Giacomo Leopardis „Opuscula Moralia“: Lachen ist die letzte Rettung
Geistesgrößen wie Walter Benjamin oder Nietzsche würdigten ihn als Meister der Prosa. Nun ist Giacomo Leopardis' legendäre und inspirierende „Opuscula Moralia“ in neuer Übersetzung erschienen.
Es steht nicht gut um die Menschheit im Universum Giacomo Leopardis (1798–1837). Der italienische Lyriker und Zeitgenosse von Heinrich Heine, den Nietzsche allerdings vor allem als „Meister der Prosa“ und „vielleicht größten Stilisten des Jahrhunderts" würdigte, ist vor allem für seinen grandiosen Pessimismus berühmt. Arthur Schopenhauer schwärmte von Leopardi als jemandem, der seine Philosophie nicht nur verstanden, sondern zutiefst verinnerlicht habe.
„Es scheint widerspruchsvoll und ist doch durchaus wahr. Da alles Wirkliche nichts ist, gibt es kein Wirkliches und Verlässliches auf der Welt außer den Illusionen“, heißt es im „Zibaldone“, Leopardis „Sudelbüchern“, wie Ralph-Rainer Wuthenow die Sammlung von Aphorismen einst in Anspielung auf Georg Christoph Lichtenberg nannte. Leopardi erteilt dem Glück auf Erden darin eine Absage und adelt die Langeweile, die Baudelaires Ennui in den „Blumen des Bösen“ verwandte Noia, zur „erhabensten menschlichen Empfindung“. Alles ist für ihn von Übel. „Das heißt, alles Sein ist von Übel. Dass überhaupt etwas vorhanden ist, ist von Übel.“ Auch die jetzt in der Anderen Bibliothek in neuer Übersetzung erschienenen „Opuscula Moralia“ von 1827, die bei uns bislang eher als Geheimtipp kursierten, halten mit pessimistischen Attitüden nicht hinterm Berg.
Der Schalk im Nacken
Eingangs liefert Leopardi eine „Geschichte des Menschengeschlechts“ in Auseinandersetzung mit dem trügerischen Traumschöpfer Zeus und anderen griechischen Göttern.
Dabei reift die Erkenntnis, es könne den Menschen „nichts Besseres widerfahren als gänzlich ausgerottet zu werden“. An anderer Stelle wird eine antike Weisheit bemüht, die wiederum Nietzsche leicht abgewandelt in seiner „Geburt der Tragödie“ prominent platziert: „Das Beste ist, nicht geboren zu werden, und für den, der geboren wird, in der Wiege zu sterben.“ Solche Sätze erinnern an den Skeptizismus von Emile Cioran, an seine „Syllogismen der Bitterkeit“ oder den Band „Vom Nachteil, geboren zu sein“. Aber zumindest für Leopardi gilt: keine Tragödie ohne Komödie.
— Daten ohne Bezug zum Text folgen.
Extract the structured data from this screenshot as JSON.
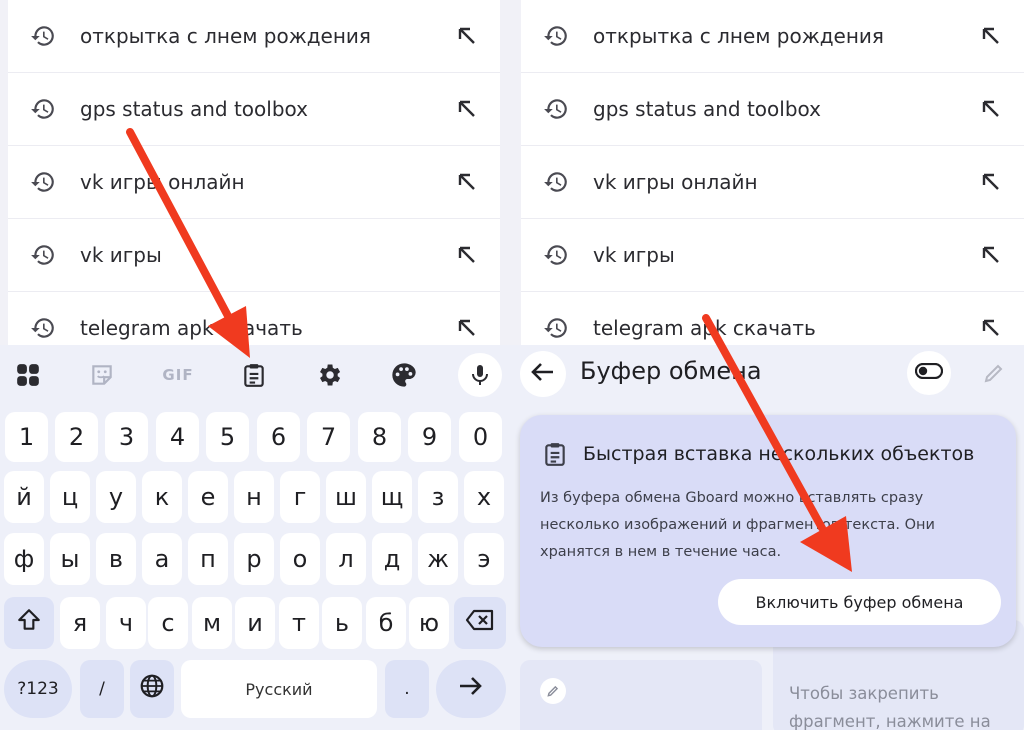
{
  "suggestions": [
    {
      "text": "открытка с лнем рождения"
    },
    {
      "text": "gps status and toolbox"
    },
    {
      "text": "vk игры онлайн"
    },
    {
      "text": "vk игры"
    },
    {
      "text": "telegram apk скачать"
    }
  ],
  "toolbar": {
    "gif_label": "GIF"
  },
  "keyboard": {
    "row1": [
      "1",
      "2",
      "3",
      "4",
      "5",
      "6",
      "7",
      "8",
      "9",
      "0"
    ],
    "row2": [
      "й",
      "ц",
      "у",
      "к",
      "е",
      "н",
      "г",
      "ш",
      "щ",
      "з",
      "х"
    ],
    "row3": [
      "ф",
      "ы",
      "в",
      "а",
      "п",
      "р",
      "о",
      "л",
      "д",
      "ж",
      "э"
    ],
    "row4": [
      "я",
      "ч",
      "с",
      "м",
      "и",
      "т",
      "ь",
      "б",
      "ю"
    ],
    "symbols_label": "?123",
    "slash_label": "/",
    "space_label": "Русский",
    "period_label": "."
  },
  "clipboard": {
    "title": "Буфер обмена",
    "tip_title": "Быстрая вставка нескольких объектов",
    "tip_text": "Из буфера обмена Gboard можно вставлять сразу несколько изображений и фрагментов текста. Они хранятся в нем в течение часа.",
    "enable_button": "Включить буфер обмена",
    "pin_hint": "Чтобы закрепить фрагмент, нажмите на"
  },
  "colors": {
    "accent_arrow": "#f03a1f",
    "keyboard_bg": "#eef0f9",
    "tip_card_bg": "#d9dcf7",
    "function_key_bg": "#dde2f6"
  },
  "icons": [
    "history-icon",
    "north-west-arrow-icon",
    "apps-grid-icon",
    "sticker-icon",
    "clipboard-icon",
    "gear-icon",
    "palette-icon",
    "mic-icon",
    "shift-icon",
    "backspace-icon",
    "globe-icon",
    "enter-arrow-icon",
    "back-arrow-icon",
    "toggle-icon",
    "pencil-icon"
  ]
}
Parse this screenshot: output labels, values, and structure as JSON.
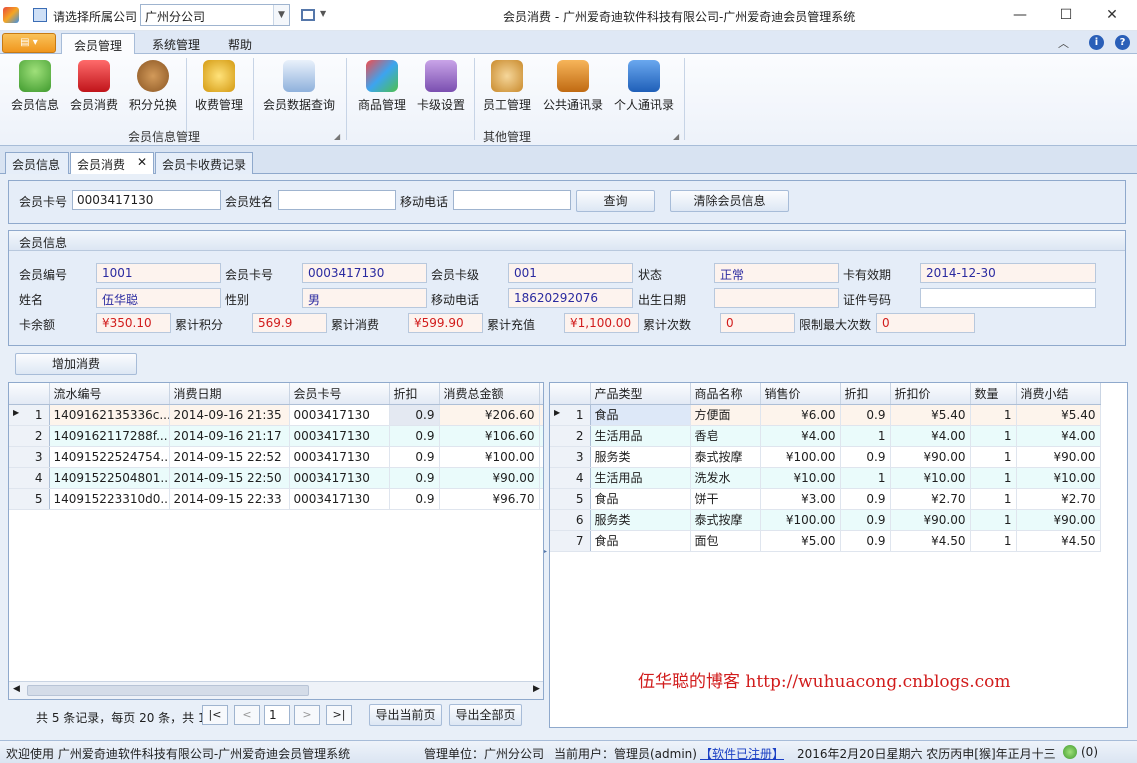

Ihm sitzt immer noch der Schalk im Nacken. Tatsächlich sind seine Dialoge (unter anderem zwischen Herkules und Atlas, Kobold und Gnom oder der Natur und einem Isländer), Fabeln und Prosastücke erheiternd, erhellend und inspirierend, auch wo sie eine noch so tiefe Skepsis bergen und das menschliche Leiden ohne echte Alternative erscheinen lassen. „Lache ich über unsere Leiden, so finde ich darin einigen Trost und hoffe auch andere in gleicher Weise zu trösten. Gelingt mir das nicht, so bin ich dennoch überzeugt, dass das Lachen über unsere Leiden der einzige Gewinn ist, den wir aus ihnen ziehen können, und das einzige Heilmittel, das wir gegen sie finden.“
Entsprechend heißt der von Übersetzer Burkhart Kroeber gewählte Untertitel des Bandes „Vom Lernen, über unsere Leiden zu lachen“ – basierend auf der Erstübertragung durch den Novellendichter (und ersten deutschen Nobelpreisträger) Paul Heyse. Die meisten der ausgewählten Texte stammen aus dem Jahr 1824, wurden von ihrem Autor also mit Mitte zwanzig geschrieben. Die Latinisierung des Originaltitels „Operette Morali“ (Kleine moralische Werke) verweist, so Kroeber in den instruktiven Anmerkungen, auf die ungeheure Belesenheit Leopardis, einem beispielhaften Poeta doctus. Erklärtes Vorbild, vor allem in Sachen dialogischer und gesellschaftskritischer Komik, sind der Satiriker Lukian und seine „Opuscula“, aber auch Plutarchs „Moralia“ oder Pierre Gassendis „Opuscula philosophica“.
Manche Gedanken fanden bei Adorno Widerhall
Man muss aus Leopardi keinen Dialektiker machen, um die Komplexität seiner meist ambivalenten Gedanken zu würdigen. Von Adornos schillernder Kompliziertheit ist er meilenweit entfernt, auch wenn Titel und Form eine gewisse Verwandtschaft zu den „Minima Moralia“ suggerieren und manche Gegenstände und Topoi der „Opuscula Moralia“ in der „Dialektik der Aufklärung“ einen Widerhall finden: „Die Individuen sind in der Masse verschwunden, wie die modernen Denker so schön sagen. Das heißt, es ist ganz unnütz, wenn das Individuum sich irgendwelche Mühe gibt. Es braucht nur die Masse machen zu lassen.“
Walter Benjamin, ein begeisterter Leopardi-Leser, unterscheidet ihn von Schopenhauer und deutet ihn als Rebellen, der „in der schlechtesten Welt das Rechte durchsetzen“ helfen will. „Auch er ist an den Felsen geschmiedet, auch ihm nagt der Geier an der Leber. Aber er lacht über die feindliche Göttermacht, die sein festes Menschenherz nicht brechen kann“, schreibt Paul Heyse in einem in diesem Band abgedruckten Essay. Leopardi weiß um die Schattenseiten von Vernunft und Fortschritt. Seine Versuche, dem Verstand ein Schnippchen zu schlagen, sind ein Vergnügen. Am Ende findet man den Menschenkenner nicht in der Tradition des Misanthropen oder gar Zynikers wieder, vielmehr erweist er sich als Humanist. Aber eben als einer mit sprühendem Humor.
Giacomo Leopardi: Opuscula moralia. Oder vom Lernen über unsere Leiden zu lachen. Aus dem Italienischen von Burkhart Kroeber. Andere Bibliothek, Berlin 2017. 360 Seiten, 42 €.